Heat 2 tablespoons of olive oil in a large ovenproof pot over medium-high heat.  Add the beef to the pan and cook, stirring, until the meat is seared on all sides.  Use a slotted spoon to transfer the beef to a platter and set aside.

Add 2 tablespoons of olive oil to the same pan, then add the onion and garlic and cook for 2 minutes over medium heat.  Add the peppers and mushrooms, stir and cook for 3 minutes longer.

Sprinkle the remaining flour mixture over the vegetables and stir to coat.  Add the beer to the pan and stir gently to loosen any browned bits from the bottom of the pan.  Add the stock, bay leaves, salt and pepper to the pot and bring the mixture to a boil.  Reduce the heat and cook for about 8 to 10 minutes until the gravy thickens slightly.  Return the beef to the pan, cover the pot and place the pan in the oven at 325 degrees to slow roast for 1 hour.

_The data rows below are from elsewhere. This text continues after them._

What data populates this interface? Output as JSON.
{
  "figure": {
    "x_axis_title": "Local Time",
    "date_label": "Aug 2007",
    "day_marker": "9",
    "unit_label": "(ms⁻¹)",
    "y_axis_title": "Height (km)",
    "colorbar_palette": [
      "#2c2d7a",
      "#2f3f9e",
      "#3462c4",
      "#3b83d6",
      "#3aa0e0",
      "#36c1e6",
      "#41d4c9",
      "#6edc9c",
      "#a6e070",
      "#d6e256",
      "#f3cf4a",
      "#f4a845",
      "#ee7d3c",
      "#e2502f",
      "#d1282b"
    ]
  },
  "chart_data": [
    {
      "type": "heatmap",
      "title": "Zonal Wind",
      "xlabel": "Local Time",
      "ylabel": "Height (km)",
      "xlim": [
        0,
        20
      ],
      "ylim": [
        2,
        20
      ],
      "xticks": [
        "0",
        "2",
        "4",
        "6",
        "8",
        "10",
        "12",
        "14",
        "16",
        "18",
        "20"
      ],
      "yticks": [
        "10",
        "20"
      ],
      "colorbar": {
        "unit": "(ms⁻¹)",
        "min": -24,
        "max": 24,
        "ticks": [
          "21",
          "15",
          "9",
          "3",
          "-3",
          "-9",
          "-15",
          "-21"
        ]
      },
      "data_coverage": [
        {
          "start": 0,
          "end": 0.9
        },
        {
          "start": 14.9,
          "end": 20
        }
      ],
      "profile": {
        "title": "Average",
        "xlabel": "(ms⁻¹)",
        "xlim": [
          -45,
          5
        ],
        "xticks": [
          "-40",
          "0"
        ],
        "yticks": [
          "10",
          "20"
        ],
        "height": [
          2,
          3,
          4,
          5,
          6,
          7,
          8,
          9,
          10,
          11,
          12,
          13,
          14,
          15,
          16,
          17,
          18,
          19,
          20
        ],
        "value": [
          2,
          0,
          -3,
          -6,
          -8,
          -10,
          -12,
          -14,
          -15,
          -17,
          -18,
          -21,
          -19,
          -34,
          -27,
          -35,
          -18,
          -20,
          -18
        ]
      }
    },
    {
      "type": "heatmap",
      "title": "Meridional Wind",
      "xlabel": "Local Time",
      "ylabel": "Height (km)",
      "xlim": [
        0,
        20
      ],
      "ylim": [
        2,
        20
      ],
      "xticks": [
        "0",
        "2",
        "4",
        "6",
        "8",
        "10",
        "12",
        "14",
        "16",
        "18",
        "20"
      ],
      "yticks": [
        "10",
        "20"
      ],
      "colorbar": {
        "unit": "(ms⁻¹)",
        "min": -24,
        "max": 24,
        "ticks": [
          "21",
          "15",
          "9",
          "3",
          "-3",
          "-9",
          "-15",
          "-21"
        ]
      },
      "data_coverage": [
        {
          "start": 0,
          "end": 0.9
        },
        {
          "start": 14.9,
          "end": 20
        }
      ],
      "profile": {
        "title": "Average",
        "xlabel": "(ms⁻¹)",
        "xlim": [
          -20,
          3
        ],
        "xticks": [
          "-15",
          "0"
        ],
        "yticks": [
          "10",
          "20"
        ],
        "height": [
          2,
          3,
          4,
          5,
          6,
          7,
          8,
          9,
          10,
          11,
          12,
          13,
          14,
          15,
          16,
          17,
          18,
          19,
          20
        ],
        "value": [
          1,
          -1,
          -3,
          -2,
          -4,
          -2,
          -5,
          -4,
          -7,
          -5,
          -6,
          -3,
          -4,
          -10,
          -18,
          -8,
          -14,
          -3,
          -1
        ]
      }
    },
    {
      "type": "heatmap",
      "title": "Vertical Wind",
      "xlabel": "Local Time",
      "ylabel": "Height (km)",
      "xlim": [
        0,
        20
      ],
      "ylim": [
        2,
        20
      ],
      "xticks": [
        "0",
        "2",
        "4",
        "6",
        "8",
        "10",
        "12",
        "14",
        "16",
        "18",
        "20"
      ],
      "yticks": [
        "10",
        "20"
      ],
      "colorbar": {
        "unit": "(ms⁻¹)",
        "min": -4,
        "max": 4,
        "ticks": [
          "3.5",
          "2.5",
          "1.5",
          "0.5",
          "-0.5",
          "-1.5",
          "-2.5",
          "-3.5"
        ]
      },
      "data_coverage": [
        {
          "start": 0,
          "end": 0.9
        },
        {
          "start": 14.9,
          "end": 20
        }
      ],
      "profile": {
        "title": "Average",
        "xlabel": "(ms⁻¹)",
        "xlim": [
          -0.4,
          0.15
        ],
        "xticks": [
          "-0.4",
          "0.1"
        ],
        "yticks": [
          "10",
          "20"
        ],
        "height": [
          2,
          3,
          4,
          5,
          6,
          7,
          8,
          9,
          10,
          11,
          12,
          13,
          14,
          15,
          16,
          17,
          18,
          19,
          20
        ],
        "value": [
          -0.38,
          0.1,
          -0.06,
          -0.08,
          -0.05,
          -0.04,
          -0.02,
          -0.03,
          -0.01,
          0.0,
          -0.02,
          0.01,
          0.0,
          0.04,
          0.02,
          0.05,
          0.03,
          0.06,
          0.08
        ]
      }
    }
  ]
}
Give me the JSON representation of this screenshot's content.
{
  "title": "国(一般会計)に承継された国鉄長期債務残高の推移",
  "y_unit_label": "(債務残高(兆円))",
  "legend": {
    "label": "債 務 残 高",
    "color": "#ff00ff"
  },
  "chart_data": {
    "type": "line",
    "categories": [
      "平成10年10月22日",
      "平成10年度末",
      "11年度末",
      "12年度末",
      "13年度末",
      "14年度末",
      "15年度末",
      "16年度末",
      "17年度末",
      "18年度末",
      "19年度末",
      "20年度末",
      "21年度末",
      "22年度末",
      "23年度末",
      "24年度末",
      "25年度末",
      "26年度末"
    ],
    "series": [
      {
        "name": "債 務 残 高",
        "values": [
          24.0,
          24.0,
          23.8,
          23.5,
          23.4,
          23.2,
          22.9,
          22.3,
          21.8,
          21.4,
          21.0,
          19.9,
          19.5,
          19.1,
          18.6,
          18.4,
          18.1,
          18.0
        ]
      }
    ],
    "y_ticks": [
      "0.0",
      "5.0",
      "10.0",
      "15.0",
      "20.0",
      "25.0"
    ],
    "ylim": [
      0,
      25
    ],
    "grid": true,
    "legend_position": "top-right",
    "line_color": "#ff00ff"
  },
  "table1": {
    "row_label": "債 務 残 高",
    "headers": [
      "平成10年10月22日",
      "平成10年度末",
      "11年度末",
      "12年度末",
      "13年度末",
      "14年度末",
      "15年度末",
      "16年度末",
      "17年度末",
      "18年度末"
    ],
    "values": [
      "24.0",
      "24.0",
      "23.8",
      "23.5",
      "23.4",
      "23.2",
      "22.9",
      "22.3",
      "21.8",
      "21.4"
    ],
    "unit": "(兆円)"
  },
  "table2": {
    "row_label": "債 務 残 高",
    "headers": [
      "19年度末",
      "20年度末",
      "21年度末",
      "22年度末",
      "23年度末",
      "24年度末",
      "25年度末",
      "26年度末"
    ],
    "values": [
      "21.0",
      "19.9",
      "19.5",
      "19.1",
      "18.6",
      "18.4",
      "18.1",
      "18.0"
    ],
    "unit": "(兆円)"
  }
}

(After the cobbler has cooked for an hour is when you will add the biscuits to the top of the meat and vegetable mixture, so you will want to have the biscuits ready ahead of time.)

In a medium bowl combine the flour and baking powder, then add the butter in thin slices.  Use a fork to blend in the butter until the mixture is crumbly.  Add the remaining ingredients, and stir with a fork until you have a smooth dough. (You may need just a bit more milk, just add 1 teaspoon at a time until the dough is smooth.)

Place the dough on a lightly floured board, roll it our to about 1/2-inch thick and cut out circles of dough using a cookie cutter.

Remove the pot from the oven, remove and discard the bay leaves and add the dough circles on top of the cobbler.  Return the pot to the oven uncovered and bake for 30 minutes or until the biscuits are golden and flaky.  Serves about 6.


  1. This recipe is perfect for this time of year! Thanks for sharing Mary :)

    Happy Blogging!
    Happy Valley Chow

  2. Thanks for visiting, Eric, and I'm so glad you liked the recipe. This was quite tasty and I'm sure we'll be making it often.